BGB § 839; GG Art. 34; ZPO § 304; StrG BB § 49a Abs. 3

 

Verfahrensgang

LG Potsdam (Urteil vom 22.11.2013; Aktenzeichen 4 O 191/11)

 

Tenor

1. Auf die Berufung der Beklagten wird, unter Zurückweisung ihres weiter gehenden Rechtsmittels, das Urteil des LG Potsdam vom 22.11.2013 - 4 O 191/11, aufgehoben und die Sache zur erneuten Verhandlung und Entscheidung an das LG Potsdam zurückverwiesen.

2. Dem erstinstanzlichen Gericht bleibt auch die Entscheidung über die Kosten der Berufung vorbehalten.

3. Das Urteil ist vorläufig vollstreckbar.

4. Die Revision wird nicht zugelassen.

 

Gründe

I. Die Klägerin begehrt materiellen und immateriellen Schadensersatz aus einem von ihr behaupteten Glatteisunfall am 11.2.2010 im Bereich der Bus- und Straßenbahnhaltestelle ... platz/Park ... in ...

Die Klägerin hat behauptet, sie sei am 11.2.2010 gegen 13:45 Uhr an der Haltestelle ... platz/Park ... in P. aus dem Bus der Linie ... ausgestiegen und in Richtung Einstieg des Busses gegangen. Dabei habe sie zwischen den Leuten, die an der Haltestelle gestanden hätten, längs gehen und sich ein "bisschen durchdrängeln" müssen. Im Bereich der Anzeigentafel sei sie aufgrund des dort vorhandenen Glatteises ausgerutscht und habe einen Spiralbruch des rechten Unterschenkels erlitten, der einer im Einzelnen dargestellten Behandlung bedurft hätte.
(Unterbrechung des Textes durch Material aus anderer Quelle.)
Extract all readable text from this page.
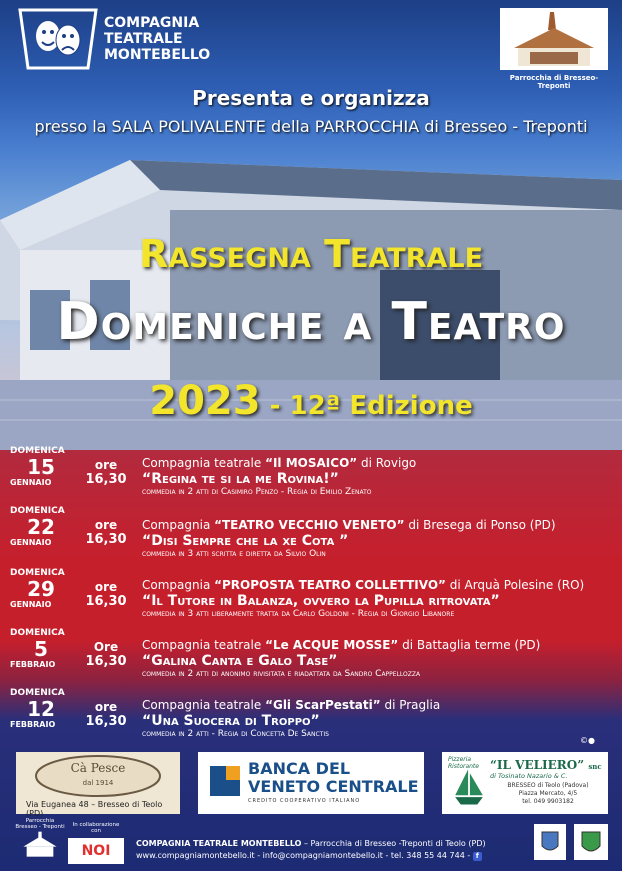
COMPAGNIA
TEATRALE
MONTEBELLO
Parrocchia di Bresseo-Treponti
Presenta e organizza
presso la SALA POLIVALENTE della PARROCCHIA di Bresseo - Treponti
Rassegna Teatrale
Domeniche a Teatro
2023 - 12ª Edizione
DOMENICA
15
GENNAIO
ore
16,30
Compagnia teatrale “Il MOSAICO” di Rovigo
“Regina te si la me Rovina!”
commedia in 2 atti di Casimiro Penzo - Regia di Emilio Zenato
DOMENICA
22
GENNAIO
ore
16,30
Compagnia “TEATRO VECCHIO VENETO” di Bresega di Ponso (PD)
“Disi Sempre che la xe Cota ”
commedia in 3 atti scritta e diretta da Silvio Olin
DOMENICA
29
GENNAIO
ore
16,30
Compagnia “PROPOSTA TEATRO COLLETTIVO” di Arquà Polesine (RO)
“Il Tutore in Balanza, ovvero la Pupilla ritrovata”
commedia in 3 atti liberamente tratta da Carlo Goldoni - Regia di Giorgio Libanore
DOMENICA
5
FEBBRAIO
Ore
16,30
Compagnia teatrale “Le ACQUE MOSSE” di Battaglia terme (PD)
“Galina Canta e Galo Tase”
commedia in 2 atti di anonimo rivisitata e riadattata da Sandro Cappellozza
DOMENICA
12
FEBBRAIO
ore
16,30
Compagnia teatrale “Gli ScarPestati” di Praglia
“Una Suocera di Troppo”
commedia in 2 atti - Regia di Concetta De Sanctis
©●
Cà Pesce
dal 1914
Via Euganea 48 – Bresseo di Teolo (PD)
BANCA DEL
VENETO CENTRALE
CREDITO COOPERATIVO ITALIANO
Pizzeria Ristorante “IL VELIERO” snc
di Tosinato Nazario & C.
BRESSEO di Teolo (Padova)
Piazza Mercato, 4/5
tel. 049 9903182
Parrocchia
Bresseo - Treponti	In collaborazione con
NOI	COMPAGNIA TEATRALE MONTEBELLO – Parrocchia di Bresseo -Treponti di Teolo (PD)
www.compagniamontebello.it - info@compagniamontebello.it - tel. 348 55 44 744 - f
Hierdurch seien ihr - ebenfalls im Einzelnen bezifferte - Schäden entstanden.

Die Beklagte sei - insoweit unstreitig - als Eigentümerin der Verkehrsfläche im Haltestellenbereich gem. § 1 der Straßenreinigungssatzung der Beklagten für den Winterdienst verantwortlich. Diese Pflicht habe sie nicht, jedenfalls nicht wirksam auf die V ... GmbH. (im Weiteren "V ...") bzw. die S. GmbH (im Weiteren "S.") übertragen. Denn die Übertragung der Aufgaben müsse klar und eindeutig vereinbart sein, um die Ausschaltung von Gefahren zuverlässig sicherzustellen. Selbst wenn eine Übertragung des Winterdienstes - letztlich - auf die S. erfolgt sei, handele Letztere als Verwaltungshelferin, mithin als Beamtin im haftungsrechtlichen Sinn. Für Pflichtverletzungen müsse dann die Körperschaft einstehen. Jedenfalls träfen die Beklagte Kontroll- und Überwachungspflichten, die sie verletzt habe. Schließlich sei die Übertragung auf die V ... schon deshalb nicht haftungsbefreiend, weil die V ... als Mobilitätsdienstleister keine geeignete Winterdienstfachfirma darstelle.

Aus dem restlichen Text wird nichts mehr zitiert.